Figure 9 illustrates the normalized time of the three algorithms using the minhop route algorithm in DF(4,8,4) 1056 nodes. The data size was varied only from 2 K to 1 MB in order to ensure the ring algorithm could be run. Figure 9 presents the normalized time of the three algorithms. Here, the g-PAARD displays a 4.33\(\times \) speed increase over the halving-doubling algorithm at 4 kB and a 287.34\(\times \) speed increase over the ring algorithm at 2KB with the minhop route algorithm. As compared with both the halving-doubling algorithm and the ring algorithm, Fig. 9 illustrates the normalized time of three algorithms using minhop routing in DF (4,8,4) 1056 nodes. The data size ranges from 2 K to 1 MB to ensure that the ring algorithm can run. Figure 9 shows the normalized time of the three algorithms. Here, g-PAARD shows accelerated growth 4.33\(\times \) over recursive doubling algorithm and 287.34\(\times \) over ring. Compared to HD and ring algorithms, g-PAARD reduces the time required more as the topology scale increases, as the cost of link latency has a higher weight when node count is larger. Nevertheless, when data sizes are particularly large, the performance of the three algorithms becomes generally similar, as the communication cost has a higher weigh. When the topology scale is larger, the lengthy of the dependency chain has greater weight in terms of the cost.

5 Related Works

The approach of gathering topology information and leveraging this knowledge to design better algorithms has been applied to many systems in the past. For example, HAN [11] build upon the existing collective communication infrastructure, reuse these existing algorithms as submodules, and combine them to perform efficient and hierarchical collective operations. MagPIe [9] is another MPI system designed to construct collective operation trees in heterogeneous communication environments. MPICH2 [1] groups processes by nodes to limit the number of inter-node communication. Previous work [12] use trees that stratify the network deeper than two layers for further optimization. In work [8], it propose a topology-aware collective algorithms for large scale supercomputing systems that are tightly coupled through inter-connects such as InfiniBand. Work [2] propose a scalable network discovery service for InfiniBand available at the user level. With this service, it design a network-topology-aware MPI library to provide a topology aware mapping of the MPI processes. [5] address the application of pipelining to optimize a blocking All-reduce, for very large messages, of up to 1 GB, in the context of distributed DNN training on clusters of computer nodes. However, we utilize locality in Dragonfly interconnect topology to propose a topology-aware algorithm to minimize the communication latency in computing All-reduce.

6 Conclusion

The scale of deployment of supercomputers has increased year by year. These clusters provide a lot of computing resources for application developers. The demand for topology-aware collective operations is also increasing.

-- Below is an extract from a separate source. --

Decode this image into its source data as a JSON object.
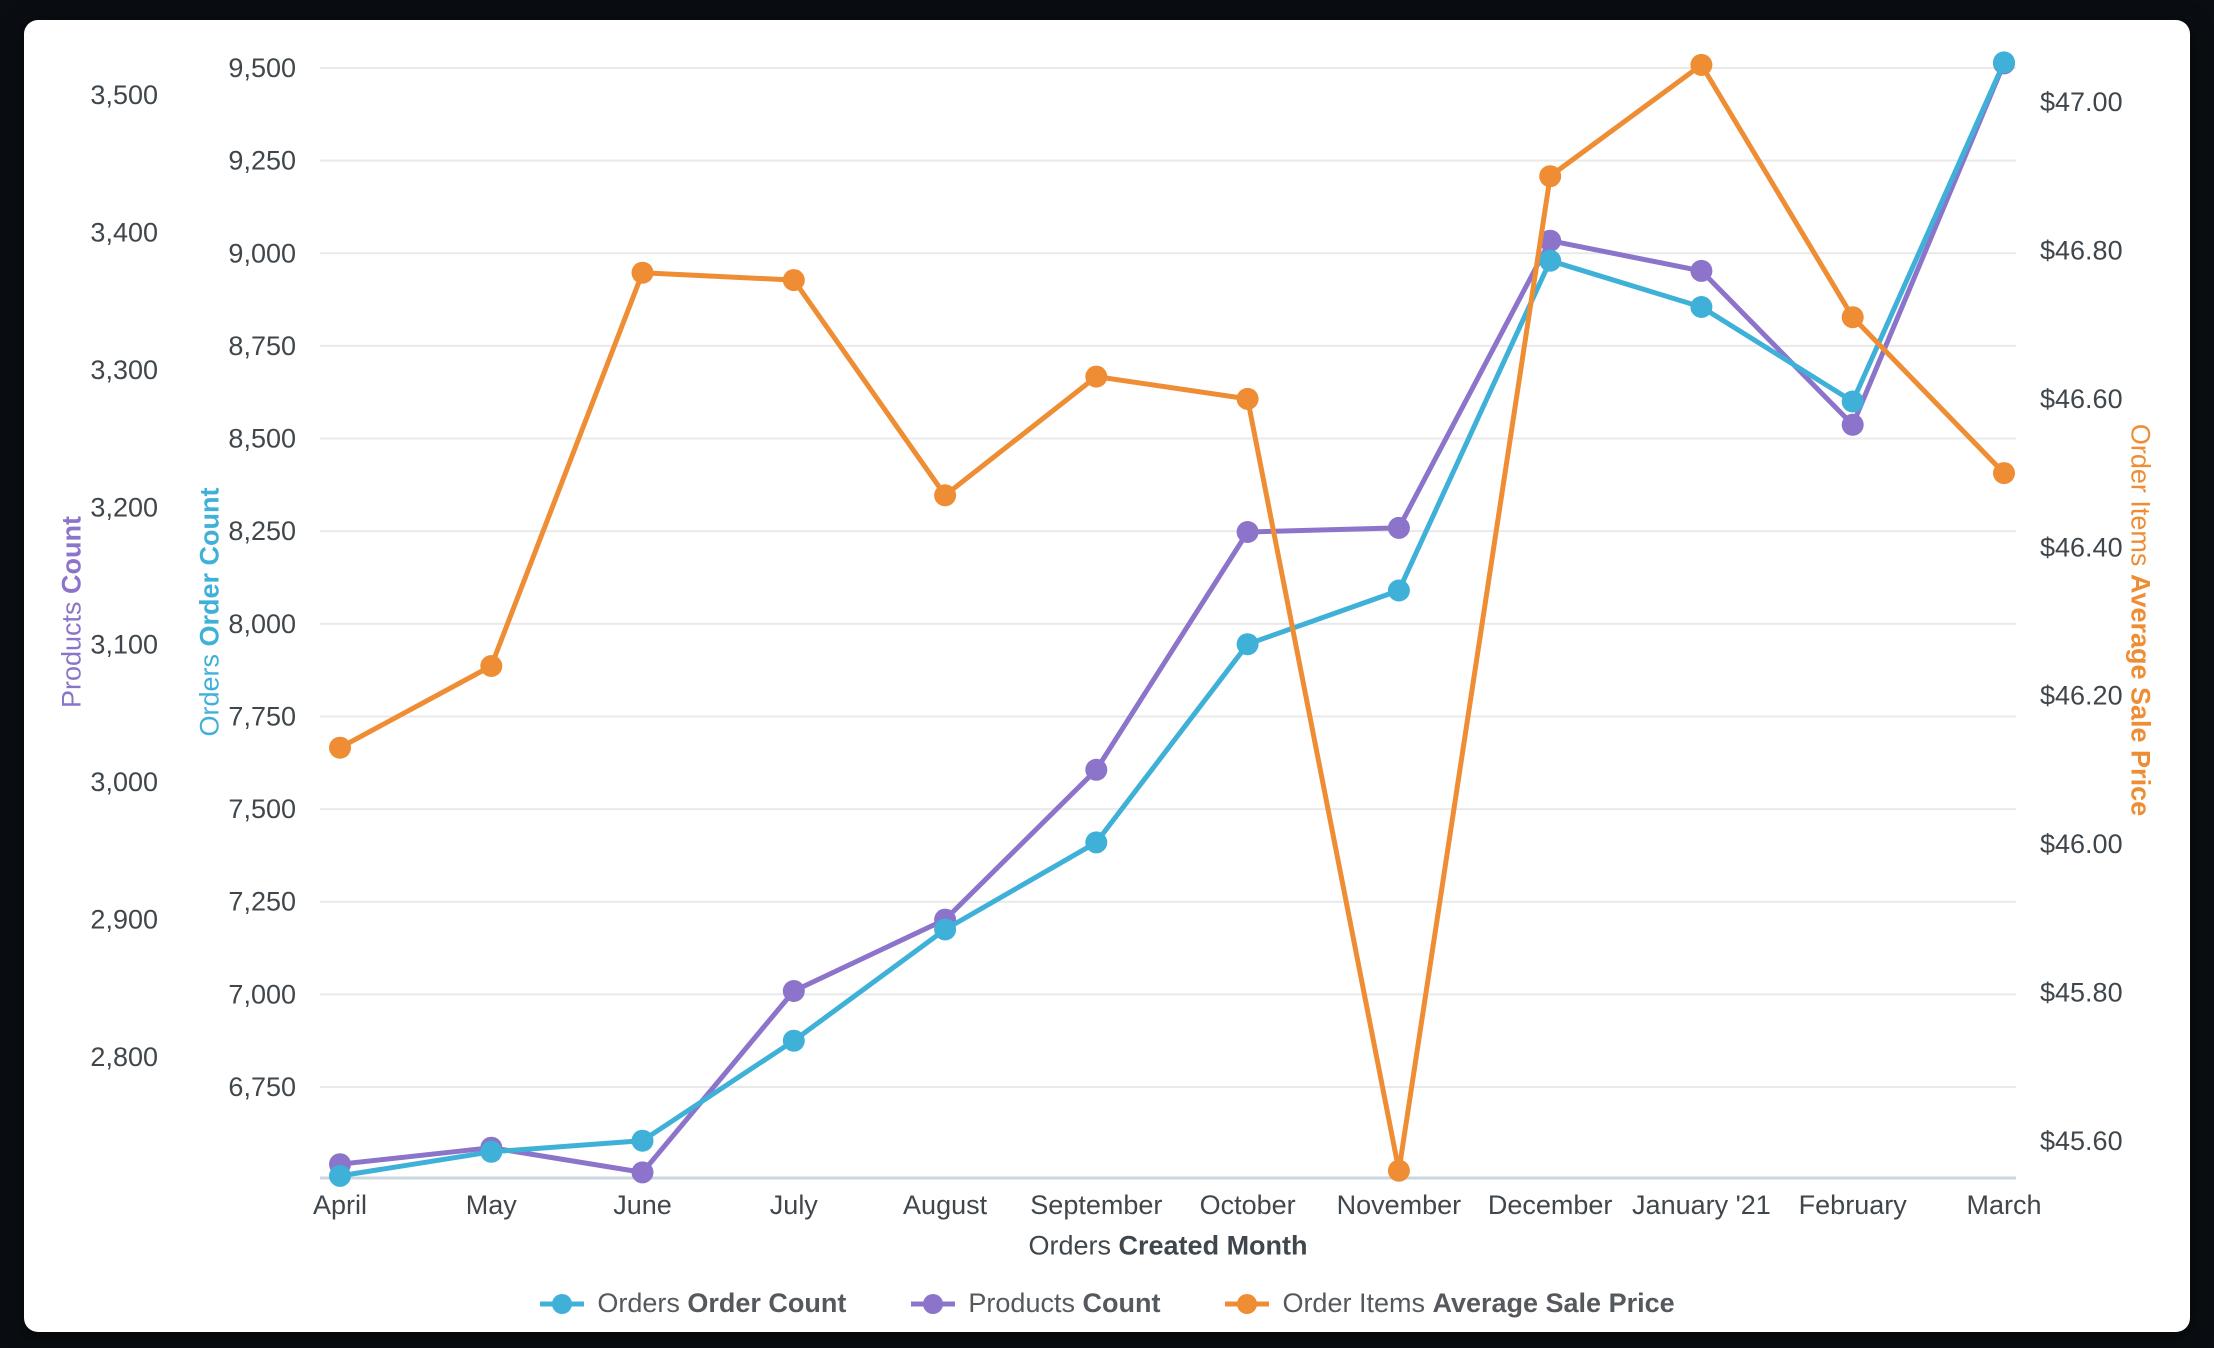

This paper thus presented g-PAARD for use in Dragonfly systems. Essentially, g-PAARD designs each step of peer-to-peer communication to create a six-step process, regardless of node allocation. This ensures that at each step, each node communicates with its partner node through at most one hop. Therefore, gPAARD achieves the goal of minimum hops and short dependency chain more effectively than the previous All-reduce operation scheme. According to the simulation results, compared with the halving and doubling algorithm and the ring algorithm, the speed of g-PAARD is increased up to 4.33\(\times \) and 287.34\(\times \). While, With today’s supercomputer sizes and people relying more on group collectives, optimization of communication in group can be further researched. And, straggler processors is a potential performance bottleneck to collective operation, it is interesting to explore the sensitivity of straggler processors.